Plastic-eating is the latest identified skill of a high-tech bacteria mixture. The concoction reportedly gobbles up plastics—and may soon be ready to take on other toxic materials. Get ready for the bacteria that ate the milk jug.
Humans generate more than 300 million tons of plastic waste every year. But only a fraction of the synthetic bottles, bags, and containers get recycled.
Hungary-based biotech company Poliloop seeks to provide an answer to the global plastics pollution problem. The company’s solution involves mimicking creation. When an organism dies, God-made bacteria and fungi begin breaking it down, or decomposing it. Wood, plant matter, carcasses—the decomp process can be messy.
But death and decay aren’t the ultimate end of a living being. Decomposing matter aids farmers by nourishing soil, preserving tree health, feeding other animals, converting into fuel, and more. Science recognizes death is also a beginning. Christians recognize human death is the start of life eternal. (1 Corinthians 15:51-52)
Poliloop’s website says the company’s mission involves “using the once-polluting plastic waste as a carbon-rich food source” for bacteria. The bacteria eat the plastic and then produce “a valuable end-product” to “integrate into a global circular ecosystem.”
To get rid of plastic quick, Poliloop concocted a particular bacteria mixture. Biochemists Liz Madaras and Krisztina Lévay say the solution speeds up chemical reactions in the plastic material and consumes many forms of plastic. The noshing process happens quickly—usually in about seven weeks.
The bacteria “can actually bring plastics back into the natural life cycle to which they once belonged,” Madaras says.

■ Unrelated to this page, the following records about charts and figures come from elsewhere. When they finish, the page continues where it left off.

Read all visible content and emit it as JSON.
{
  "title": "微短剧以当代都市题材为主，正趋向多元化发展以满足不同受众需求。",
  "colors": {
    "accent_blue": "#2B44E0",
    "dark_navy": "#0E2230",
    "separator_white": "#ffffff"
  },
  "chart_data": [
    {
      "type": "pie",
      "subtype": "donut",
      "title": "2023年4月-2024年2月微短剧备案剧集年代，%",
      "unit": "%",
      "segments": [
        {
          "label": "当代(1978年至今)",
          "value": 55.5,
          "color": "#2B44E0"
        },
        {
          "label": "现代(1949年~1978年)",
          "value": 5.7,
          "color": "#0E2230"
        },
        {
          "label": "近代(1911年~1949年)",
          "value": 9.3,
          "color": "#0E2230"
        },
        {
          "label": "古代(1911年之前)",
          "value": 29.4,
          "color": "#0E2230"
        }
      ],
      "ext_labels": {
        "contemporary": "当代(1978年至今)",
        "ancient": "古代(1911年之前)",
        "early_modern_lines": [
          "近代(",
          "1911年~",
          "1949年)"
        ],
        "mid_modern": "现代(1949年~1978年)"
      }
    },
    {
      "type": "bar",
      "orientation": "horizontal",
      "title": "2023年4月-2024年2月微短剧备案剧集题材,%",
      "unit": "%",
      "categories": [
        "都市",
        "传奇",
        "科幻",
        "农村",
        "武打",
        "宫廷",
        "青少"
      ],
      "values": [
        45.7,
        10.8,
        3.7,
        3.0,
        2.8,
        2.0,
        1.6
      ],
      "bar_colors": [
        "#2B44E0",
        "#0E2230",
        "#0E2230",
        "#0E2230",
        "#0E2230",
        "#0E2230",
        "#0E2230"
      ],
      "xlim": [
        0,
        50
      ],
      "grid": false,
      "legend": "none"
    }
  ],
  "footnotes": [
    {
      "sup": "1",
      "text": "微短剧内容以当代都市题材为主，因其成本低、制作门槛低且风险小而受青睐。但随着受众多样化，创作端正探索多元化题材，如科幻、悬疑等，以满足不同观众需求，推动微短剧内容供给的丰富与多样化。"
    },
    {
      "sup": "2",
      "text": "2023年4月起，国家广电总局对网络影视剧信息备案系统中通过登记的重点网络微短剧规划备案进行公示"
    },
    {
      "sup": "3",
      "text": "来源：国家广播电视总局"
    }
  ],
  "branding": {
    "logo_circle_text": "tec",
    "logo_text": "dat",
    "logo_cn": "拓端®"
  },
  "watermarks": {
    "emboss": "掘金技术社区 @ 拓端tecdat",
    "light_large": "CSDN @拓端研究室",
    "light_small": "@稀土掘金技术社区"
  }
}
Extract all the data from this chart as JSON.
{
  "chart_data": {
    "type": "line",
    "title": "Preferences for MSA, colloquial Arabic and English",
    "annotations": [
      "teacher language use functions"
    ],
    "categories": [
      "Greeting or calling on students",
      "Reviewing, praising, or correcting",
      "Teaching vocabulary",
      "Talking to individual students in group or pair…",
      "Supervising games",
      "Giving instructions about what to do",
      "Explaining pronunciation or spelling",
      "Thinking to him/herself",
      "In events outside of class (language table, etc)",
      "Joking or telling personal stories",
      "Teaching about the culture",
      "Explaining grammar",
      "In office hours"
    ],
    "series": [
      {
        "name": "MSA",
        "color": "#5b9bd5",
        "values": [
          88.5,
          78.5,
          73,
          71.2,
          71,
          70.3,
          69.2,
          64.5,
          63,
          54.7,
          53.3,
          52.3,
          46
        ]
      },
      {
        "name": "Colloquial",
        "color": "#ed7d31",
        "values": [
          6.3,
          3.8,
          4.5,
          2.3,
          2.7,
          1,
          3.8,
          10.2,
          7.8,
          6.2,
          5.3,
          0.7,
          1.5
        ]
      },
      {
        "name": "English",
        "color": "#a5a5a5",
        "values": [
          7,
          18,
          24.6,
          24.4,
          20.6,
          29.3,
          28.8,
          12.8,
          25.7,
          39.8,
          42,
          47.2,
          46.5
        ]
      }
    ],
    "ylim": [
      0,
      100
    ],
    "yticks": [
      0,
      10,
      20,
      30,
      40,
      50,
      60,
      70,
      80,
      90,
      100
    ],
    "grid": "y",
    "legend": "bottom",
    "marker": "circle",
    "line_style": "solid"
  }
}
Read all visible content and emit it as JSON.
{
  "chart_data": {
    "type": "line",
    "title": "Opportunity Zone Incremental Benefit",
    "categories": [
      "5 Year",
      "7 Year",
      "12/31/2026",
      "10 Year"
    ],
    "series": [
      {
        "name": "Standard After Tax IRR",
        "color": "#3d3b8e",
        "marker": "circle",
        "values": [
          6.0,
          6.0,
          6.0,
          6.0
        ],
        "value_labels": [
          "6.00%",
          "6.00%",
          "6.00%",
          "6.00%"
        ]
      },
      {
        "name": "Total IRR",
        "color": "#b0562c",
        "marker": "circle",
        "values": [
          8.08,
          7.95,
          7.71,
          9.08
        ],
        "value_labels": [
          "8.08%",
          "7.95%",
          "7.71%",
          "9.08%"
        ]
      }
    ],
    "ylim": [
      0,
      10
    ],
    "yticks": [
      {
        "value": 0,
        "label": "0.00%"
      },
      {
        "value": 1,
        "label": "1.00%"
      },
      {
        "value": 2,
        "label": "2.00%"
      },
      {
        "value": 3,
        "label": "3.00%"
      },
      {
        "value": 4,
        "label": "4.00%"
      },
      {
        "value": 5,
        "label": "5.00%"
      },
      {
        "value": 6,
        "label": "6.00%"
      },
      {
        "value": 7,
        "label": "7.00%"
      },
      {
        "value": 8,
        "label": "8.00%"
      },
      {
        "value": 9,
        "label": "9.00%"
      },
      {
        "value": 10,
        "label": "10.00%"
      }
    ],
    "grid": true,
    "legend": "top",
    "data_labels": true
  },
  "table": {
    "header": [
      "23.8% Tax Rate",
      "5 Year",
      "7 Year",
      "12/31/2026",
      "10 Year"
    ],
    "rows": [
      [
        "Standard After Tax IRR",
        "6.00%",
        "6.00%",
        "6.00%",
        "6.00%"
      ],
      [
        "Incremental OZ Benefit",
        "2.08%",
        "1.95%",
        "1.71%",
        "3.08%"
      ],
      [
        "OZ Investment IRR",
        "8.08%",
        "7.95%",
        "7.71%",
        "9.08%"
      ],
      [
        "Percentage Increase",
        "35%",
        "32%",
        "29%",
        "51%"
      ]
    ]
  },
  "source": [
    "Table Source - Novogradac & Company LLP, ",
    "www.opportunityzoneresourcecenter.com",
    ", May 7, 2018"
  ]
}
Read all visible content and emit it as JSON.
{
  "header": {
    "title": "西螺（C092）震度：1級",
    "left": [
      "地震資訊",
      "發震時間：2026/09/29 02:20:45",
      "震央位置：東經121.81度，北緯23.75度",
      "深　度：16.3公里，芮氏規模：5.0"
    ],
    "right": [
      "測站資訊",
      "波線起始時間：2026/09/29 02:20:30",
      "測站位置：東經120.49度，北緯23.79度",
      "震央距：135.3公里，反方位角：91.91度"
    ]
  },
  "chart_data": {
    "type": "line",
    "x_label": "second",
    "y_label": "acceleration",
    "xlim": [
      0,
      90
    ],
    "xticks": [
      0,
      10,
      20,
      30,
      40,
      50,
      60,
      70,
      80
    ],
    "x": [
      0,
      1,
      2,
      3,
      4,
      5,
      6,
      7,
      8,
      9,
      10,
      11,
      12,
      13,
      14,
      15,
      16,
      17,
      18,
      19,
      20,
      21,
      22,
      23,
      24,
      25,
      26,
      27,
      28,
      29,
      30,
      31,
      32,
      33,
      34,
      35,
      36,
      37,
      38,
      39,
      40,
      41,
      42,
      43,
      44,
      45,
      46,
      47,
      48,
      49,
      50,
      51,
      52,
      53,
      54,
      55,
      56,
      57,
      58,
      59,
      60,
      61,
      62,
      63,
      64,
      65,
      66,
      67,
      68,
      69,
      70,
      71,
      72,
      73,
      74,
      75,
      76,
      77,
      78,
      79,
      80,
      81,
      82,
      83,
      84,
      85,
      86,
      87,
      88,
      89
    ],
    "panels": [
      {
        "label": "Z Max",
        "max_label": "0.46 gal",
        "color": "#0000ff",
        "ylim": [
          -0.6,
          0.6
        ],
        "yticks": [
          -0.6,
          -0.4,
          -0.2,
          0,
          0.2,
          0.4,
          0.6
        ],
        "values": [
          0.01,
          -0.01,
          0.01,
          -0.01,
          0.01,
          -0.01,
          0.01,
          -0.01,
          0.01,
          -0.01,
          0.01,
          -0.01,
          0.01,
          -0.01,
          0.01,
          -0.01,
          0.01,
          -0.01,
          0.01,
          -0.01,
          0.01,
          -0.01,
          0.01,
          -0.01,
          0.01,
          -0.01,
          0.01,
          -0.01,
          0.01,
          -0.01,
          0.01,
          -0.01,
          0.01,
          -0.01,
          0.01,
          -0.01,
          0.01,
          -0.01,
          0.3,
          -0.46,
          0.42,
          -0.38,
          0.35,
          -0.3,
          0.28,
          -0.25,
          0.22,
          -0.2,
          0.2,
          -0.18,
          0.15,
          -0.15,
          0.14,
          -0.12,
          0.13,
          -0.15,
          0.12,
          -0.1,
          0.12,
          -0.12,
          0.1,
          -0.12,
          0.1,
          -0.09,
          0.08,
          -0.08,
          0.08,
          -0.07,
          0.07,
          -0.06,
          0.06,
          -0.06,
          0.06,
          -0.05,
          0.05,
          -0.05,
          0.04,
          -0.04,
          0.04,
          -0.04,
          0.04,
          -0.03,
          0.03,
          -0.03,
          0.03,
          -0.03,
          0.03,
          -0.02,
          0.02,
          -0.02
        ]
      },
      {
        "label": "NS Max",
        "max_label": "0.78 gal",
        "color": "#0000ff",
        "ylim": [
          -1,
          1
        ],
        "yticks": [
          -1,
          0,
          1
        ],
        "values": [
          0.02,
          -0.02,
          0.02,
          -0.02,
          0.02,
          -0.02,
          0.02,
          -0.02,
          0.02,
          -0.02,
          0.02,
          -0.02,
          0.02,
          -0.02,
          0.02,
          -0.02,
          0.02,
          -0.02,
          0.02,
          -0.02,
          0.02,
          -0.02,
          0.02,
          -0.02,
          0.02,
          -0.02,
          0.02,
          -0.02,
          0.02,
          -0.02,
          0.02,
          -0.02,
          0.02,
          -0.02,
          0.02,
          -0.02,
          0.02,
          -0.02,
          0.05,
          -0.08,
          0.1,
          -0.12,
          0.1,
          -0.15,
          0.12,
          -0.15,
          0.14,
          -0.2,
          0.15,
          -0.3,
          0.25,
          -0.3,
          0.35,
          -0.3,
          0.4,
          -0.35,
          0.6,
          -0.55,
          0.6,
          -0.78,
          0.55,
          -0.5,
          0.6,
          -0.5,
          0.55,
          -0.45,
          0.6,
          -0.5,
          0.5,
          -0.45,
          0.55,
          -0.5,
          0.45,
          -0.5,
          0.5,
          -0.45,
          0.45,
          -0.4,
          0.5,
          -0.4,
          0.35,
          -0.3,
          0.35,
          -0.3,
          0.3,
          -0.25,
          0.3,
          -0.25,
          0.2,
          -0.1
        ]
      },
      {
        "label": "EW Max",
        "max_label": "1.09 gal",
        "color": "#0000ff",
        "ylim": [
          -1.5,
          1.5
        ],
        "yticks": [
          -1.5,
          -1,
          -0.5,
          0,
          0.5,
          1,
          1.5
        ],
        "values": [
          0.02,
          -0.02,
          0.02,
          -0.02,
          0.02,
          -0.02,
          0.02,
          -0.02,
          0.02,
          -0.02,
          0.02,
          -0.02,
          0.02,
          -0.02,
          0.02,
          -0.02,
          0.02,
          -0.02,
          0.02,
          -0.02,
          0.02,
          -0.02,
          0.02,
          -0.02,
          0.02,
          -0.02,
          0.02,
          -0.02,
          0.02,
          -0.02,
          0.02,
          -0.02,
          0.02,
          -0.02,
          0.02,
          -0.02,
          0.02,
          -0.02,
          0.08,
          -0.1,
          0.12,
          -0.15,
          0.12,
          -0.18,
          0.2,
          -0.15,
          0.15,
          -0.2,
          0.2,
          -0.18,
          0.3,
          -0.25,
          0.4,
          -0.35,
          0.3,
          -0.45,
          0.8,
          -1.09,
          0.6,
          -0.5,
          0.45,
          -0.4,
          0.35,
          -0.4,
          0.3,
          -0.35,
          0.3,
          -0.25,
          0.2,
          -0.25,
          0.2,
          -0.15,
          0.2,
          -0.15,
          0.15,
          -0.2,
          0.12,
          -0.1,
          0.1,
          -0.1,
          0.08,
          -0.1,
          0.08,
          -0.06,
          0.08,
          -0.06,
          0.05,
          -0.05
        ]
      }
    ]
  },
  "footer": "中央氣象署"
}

Other scientists have already made a plastic-eating enzyme. It digests one common form of plastic packaging referred to by the acronym PET. But Poliloop’s so-called “cocktail” can decompose seven types of plastic. The enzyme’s decaying process converts plastic into fragments in two weeks. At the end of seven weeks, the plastic is nothing more than liquid “sludge.”
How remarkable of our Creator to foresee humans’ messes—and create bacteria that can even live off litter!
Early lab tests show the slop may be safe to use in soil. “If it works on a large scale, it can make a global impact because the problem with plastics up until now was that they lingered on in the environment forever,” Madaras says. “But once we can biodegrade them, . . . they become part of nature again.”
Poliloop plans to build a large plant. The plant will allow researchers to experiment to figure out whether their mixture can digest other pollutants.